Guatemala's attorney general said Wednesday she was confident Perez would be convicted of corruption.

"There's a criminal case and we will go to trial and then a verdict. In my opinion and based on what I know of the case, it will have to be a conviction," said Attorney General Thelma Aldana, who was appointed by Perez.

Outraged Guatemalans have celebrated Perez's downfall.

Thousands have taken to the streets in protest since the scandal erupted, on a scale never before seen in the Central American country.

The accusations have stoked outrage in the country of 15 million people, 53.7 percent of whom live in poverty, where the scars are still fresh from a 36-year civil war that ended in 1996.

Investigators say their accusations are based on some 89,000 wire-tapped phone calls that uncovered "La Linea."

The U.N. investigative commission also uncovered separate corruption schemes implicating the top officials of the central bank and social security administration, forcing them to resign.

Perez had been left increasingly isolated by the scandals.

Six of his 14 ministers had resigned in recent days, along with several other top officials.

Perez apologized for the fact the graft happened on his watch, but repeatedly denied involvement.

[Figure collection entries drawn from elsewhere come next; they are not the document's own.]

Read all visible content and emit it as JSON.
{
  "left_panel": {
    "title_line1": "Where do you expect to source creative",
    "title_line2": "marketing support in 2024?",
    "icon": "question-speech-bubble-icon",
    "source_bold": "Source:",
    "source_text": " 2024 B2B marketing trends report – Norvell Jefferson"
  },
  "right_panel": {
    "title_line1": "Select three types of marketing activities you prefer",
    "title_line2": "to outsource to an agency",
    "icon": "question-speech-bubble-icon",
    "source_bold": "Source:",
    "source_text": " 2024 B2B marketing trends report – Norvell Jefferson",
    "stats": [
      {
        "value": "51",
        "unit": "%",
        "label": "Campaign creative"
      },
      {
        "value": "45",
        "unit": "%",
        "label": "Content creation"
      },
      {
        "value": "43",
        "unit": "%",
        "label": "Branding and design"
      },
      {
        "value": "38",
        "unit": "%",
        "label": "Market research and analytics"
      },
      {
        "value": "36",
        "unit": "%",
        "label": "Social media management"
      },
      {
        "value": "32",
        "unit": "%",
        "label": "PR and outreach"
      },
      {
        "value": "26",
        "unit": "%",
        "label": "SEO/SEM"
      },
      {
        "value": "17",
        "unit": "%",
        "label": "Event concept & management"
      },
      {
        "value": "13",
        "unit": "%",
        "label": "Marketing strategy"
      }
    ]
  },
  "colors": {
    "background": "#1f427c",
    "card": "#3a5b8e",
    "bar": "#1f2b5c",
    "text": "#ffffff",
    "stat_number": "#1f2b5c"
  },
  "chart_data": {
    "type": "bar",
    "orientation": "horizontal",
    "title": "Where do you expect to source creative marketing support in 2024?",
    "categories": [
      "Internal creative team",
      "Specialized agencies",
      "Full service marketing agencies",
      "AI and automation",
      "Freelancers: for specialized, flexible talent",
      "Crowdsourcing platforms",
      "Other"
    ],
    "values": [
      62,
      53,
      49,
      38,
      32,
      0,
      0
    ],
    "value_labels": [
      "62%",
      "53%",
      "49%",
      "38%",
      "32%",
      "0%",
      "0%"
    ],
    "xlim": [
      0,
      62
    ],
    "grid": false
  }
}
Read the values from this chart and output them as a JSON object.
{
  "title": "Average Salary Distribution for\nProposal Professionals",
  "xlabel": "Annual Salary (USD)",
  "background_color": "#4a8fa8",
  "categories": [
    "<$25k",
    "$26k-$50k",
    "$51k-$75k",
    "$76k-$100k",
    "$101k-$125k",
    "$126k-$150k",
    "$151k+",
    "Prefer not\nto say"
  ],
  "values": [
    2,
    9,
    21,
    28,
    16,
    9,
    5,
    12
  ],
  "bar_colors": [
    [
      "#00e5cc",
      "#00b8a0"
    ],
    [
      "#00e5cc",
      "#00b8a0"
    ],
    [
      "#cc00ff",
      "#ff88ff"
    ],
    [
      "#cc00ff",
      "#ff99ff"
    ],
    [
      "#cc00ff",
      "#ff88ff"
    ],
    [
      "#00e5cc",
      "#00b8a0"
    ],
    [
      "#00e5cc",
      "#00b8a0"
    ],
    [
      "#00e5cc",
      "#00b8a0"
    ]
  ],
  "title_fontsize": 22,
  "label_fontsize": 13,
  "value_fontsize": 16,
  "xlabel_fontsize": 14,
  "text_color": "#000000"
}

The climate is jubilant but tense heading into Sunday's elections, which will also choose the members of the 158-seat legislature and 338 mayors.

The U.N. warned Wednesday there was a risk of violent protests on voting day.

Rights groups have reported cases of political party activists attacking protesters, and some 10 candidates were murdered between March and August.

On Tuesday, Nobel Peace Prize winner Rigoberta Menchu, a Guatemalan indigenous activist, appealed for calm, telling AFP in an interview: "My greatest hope is that there will be no violence on Sunday, that we will turn out without fear and vote... with no bloodshed."